The European markets fell for the second day on Monday, as banking stocks slipped after a prominent analyst predicted more losses in the sector and Rio Tinto led mining stocks lower on media reports that the world's third largest miner is planning for a rights issue.
Crude for May delivery fell $2.18 to $50.33 a barrel on the New York Mercantile Exchange, by the time the European markets closed, ahead of the first quarter reporting season that starts tomorrow.
The FTSEurofirst 300 index of pan-European blue chips closed 0.71% lower at 766.09 points, while the narrower DJ Stoxx 50 index fell 0.75% to 1,881.51 points.
Around Europe, the U.K.'s FTSE 100 index slipped 0.90% to 3,993.54, while France's CAC 40 index dropped 0.98% to 2,929.75 and Germany's DAX index fell 0.80% to 4,349.81.
Banking stocks fell after former Deutsche Bank AG analyst Mike Mayo, who is now at Calyon Securities, said he expects loan losses at banks to continue escalate to a level that exceeds the Great Depression and that government measures to revive lending might not help as much as expected.
BNP Paribas, France's largest bank, slipped 2.5%, while Royal Bank of Scotland, Britain's second largest bank, declined 2.6% and Credit Suisse, Switzerland's second biggest lender, dropped 5.3%.
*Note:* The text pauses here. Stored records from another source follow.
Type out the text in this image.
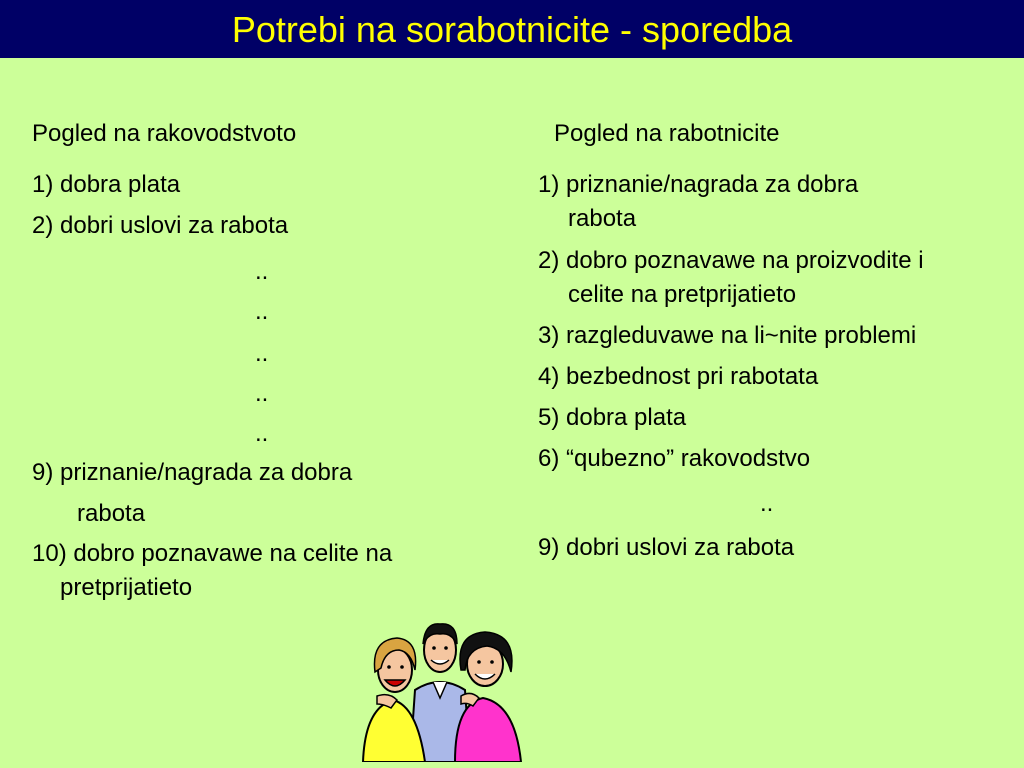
Potrebi na sorabotnicite - sporedba
Pogled na rakovodstvoto
1) dobra plata
2) dobri uslovi za rabota
..
..
..
..
..
9) priznanie/nagrada za dobra
rabota
10) dobro poznavawe na celite na
pretprijatieto
Pogled na rabotnicite
1) priznanie/nagrada za dobra
rabota
2) dobro poznavawe na proizvodite i
celite na pretprijatieto
3) razgleduvawe na li~nite problemi
4) bezbednost pri rabotata
5) dobra plata
6) “qubezno” rakovodstvo
..
9) dobri uslovi za rabota
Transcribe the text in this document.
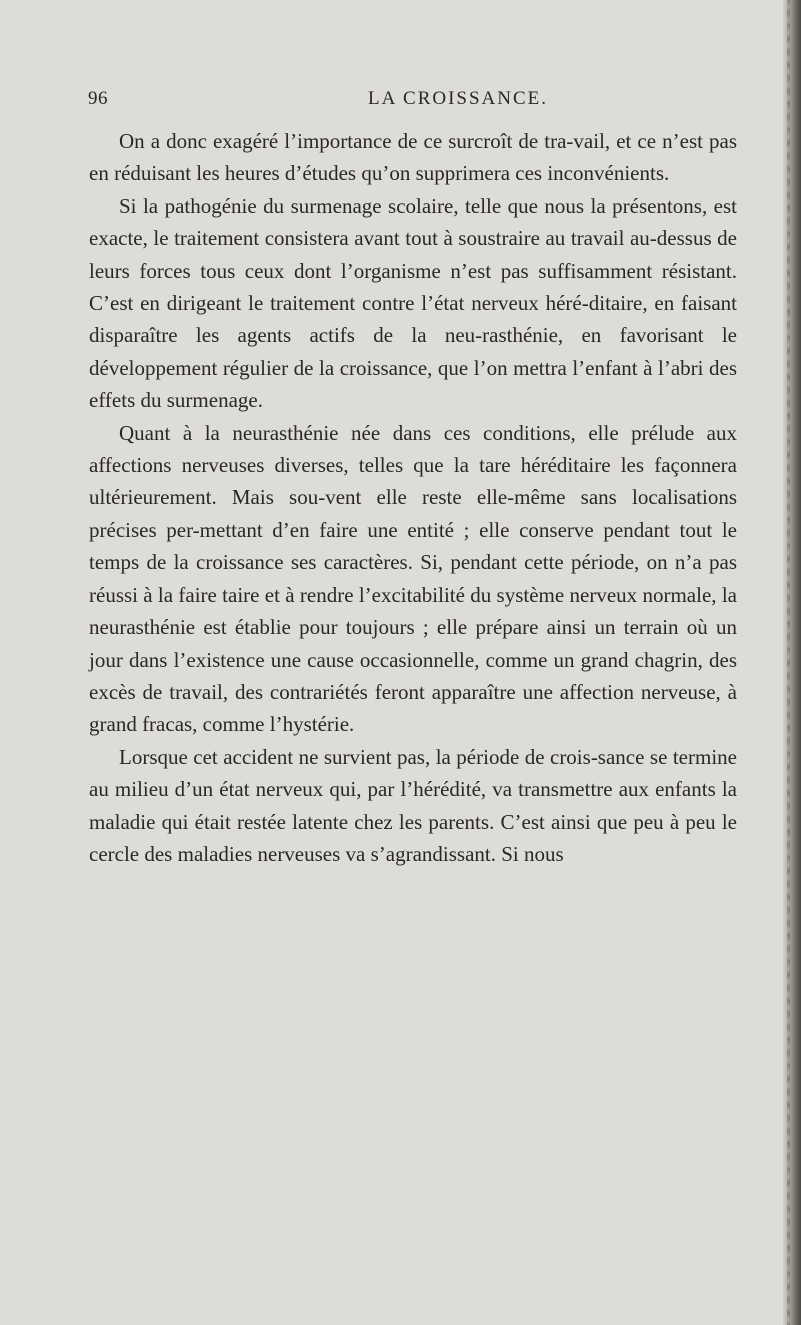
96	LA CROISSANCE.

On a donc exagéré l’importance de ce surcroît de tra-vail, et ce n’est pas en réduisant les heures d’études qu’on supprimera ces inconvénients.

Si la pathogénie du surmenage scolaire, telle que nous la présentons, est exacte, le traitement consistera avant tout à soustraire au travail au-dessus de leurs forces tous ceux dont l’organisme n’est pas suffisamment résistant. C’est en dirigeant le traitement contre l’état nerveux héré-ditaire, en faisant disparaître les agents actifs de la neu-rasthénie, en favorisant le développement régulier de la croissance, que l’on mettra l’enfant à l’abri des effets du surmenage.

Quant à la neurasthénie née dans ces conditions, elle prélude aux affections nerveuses diverses, telles que la tare héréditaire les façonnera ultérieurement. Mais sou-vent elle reste elle-même sans localisations précises per-mettant d’en faire une entité ; elle conserve pendant tout le temps de la croissance ses caractères. Si, pendant cette période, on n’a pas réussi à la faire taire et à rendre l’excitabilité du système nerveux normale, la neurasthénie est établie pour toujours ; elle prépare ainsi un terrain où un jour dans l’existence une cause occasionnelle, comme un grand chagrin, des excès de travail, des contrariétés feront apparaître une affection nerveuse, à grand fracas, comme l’hystérie.

Lorsque cet accident ne survient pas, la période de crois-sance se termine au milieu d’un état nerveux qui, par l’hérédité, va transmettre aux enfants la maladie qui était restée latente chez les parents. C’est ainsi que peu à peu le cercle des maladies nerveuses va s’agrandissant. Si nous
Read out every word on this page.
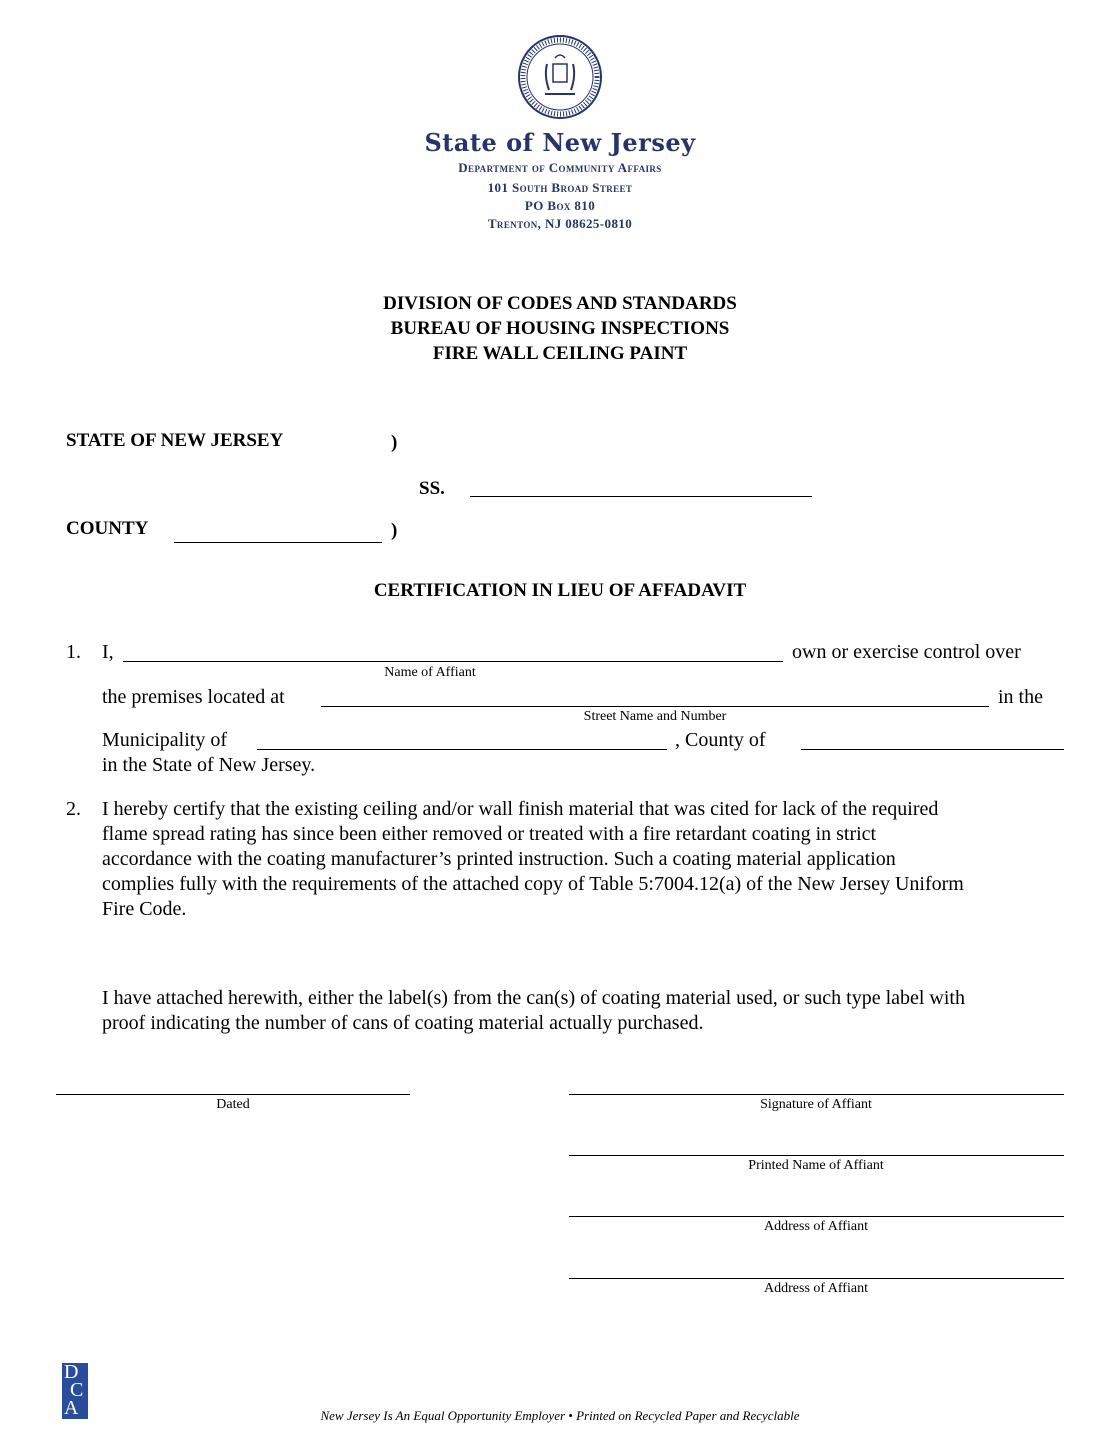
State of New Jersey
Department of Community Affairs
101 South Broad Street
PO Box 810
Trenton, NJ 08625-0810
DIVISION OF CODES AND STANDARDS
BUREAU OF HOUSING INSPECTIONS
FIRE WALL CEILING PAINT
STATE OF NEW JERSEY	)
SS.
COUNTY	)
CERTIFICATION IN LIEU OF AFFADAVIT
1. I,	own or exercise control over
Name of Affiant
the premises located at	in the
Street Name and Number
Municipality of	, County of
in the State of New Jersey.
2. I hereby certify that the existing ceiling and/or wall finish material that was cited for lack of the required
flame spread rating has since been either removed or treated with a fire retardant coating in strict
accordance with the coating manufacturer’s printed instruction. Such a coating material application
complies fully with the requirements of the attached copy of Table 5:7004.12(a) of the New Jersey Uniform
Fire Code.
I have attached herewith, either the label(s) from the can(s) of coating material used, or such type label with
proof indicating the number of cans of coating material actually purchased.
Dated	Signature of Affiant
Printed Name of Affiant
Address of Affiant
Address of Affiant
D
C
A	New Jersey Is An Equal Opportunity Employer • Printed on Recycled Paper and Recyclable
Rio Tinto tumbled 11.3% after the Sunday Times reported yesterday that the company has drawn up plans for an $8 billion share sale should a planned investment from Aluminum Corp. of China fall through.
BHP Billiton, the world's biggest miner, slipped 3.9%, while Anglo American, the second biggest, fell 2.1% and copper miner Antofagasta declined 2.4%.
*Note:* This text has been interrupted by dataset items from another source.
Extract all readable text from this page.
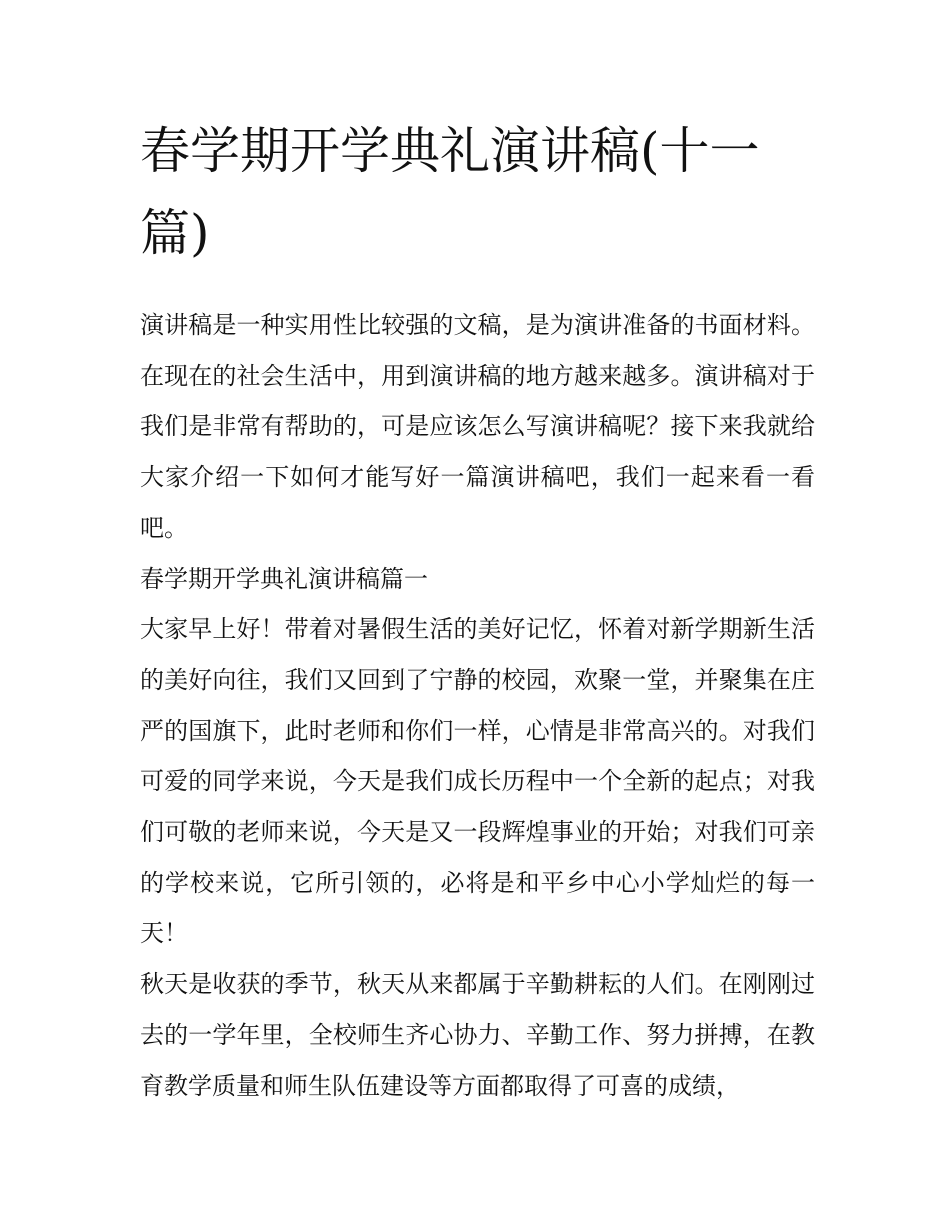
春学期开学典礼演讲稿(十一篇)

演讲稿是一种实用性比较强的文稿，是为演讲准备的书面材料。在现在的社会生活中，用到演讲稿的地方越来越多。演讲稿对于我们是非常有帮助的，可是应该怎么写演讲稿呢？接下来我就给大家介绍一下如何才能写好一篇演讲稿吧，我们一起来看一看吧。

春学期开学典礼演讲稿篇一

大家早上好！带着对暑假生活的美好记忆，怀着对新学期新生活的美好向往，我们又回到了宁静的校园，欢聚一堂，并聚集在庄严的国旗下，此时老师和你们一样，心情是非常高兴的。对我们可爱的同学来说，今天是我们成长历程中一个全新的起点；对我们可敬的老师来说，今天是又一段辉煌事业的开始；对我们可亲的学校来说，它所引领的，必将是和平乡中心小学灿烂的每一天！

秋天是收获的季节，秋天从来都属于辛勤耕耘的人们。在刚刚过去的一学年里，全校师生齐心协力、辛勤工作、努力拼搏，在教育教学质量和师生队伍建设等方面都取得了可喜的成绩，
Heavily weighted oil stocks edged lower after crude oil prices fell. BP, Europe's biggest oil company, declined 0.9%, while Royal/Dutch Shell, the second biggest, slipped 1.6% and Total, the third biggest, dropped 1.8%.
On the other hand, HSBC, Europe's largest bank, rose 3.7%, helped by a strong response to the company's $18.9 billion rights issue.
Infineon, Europe's second biggest chipmaker, rallied 23% after UBS upgraded the stock to buy from neutral, saying non-dilutive refinancing is looking more likely for the company.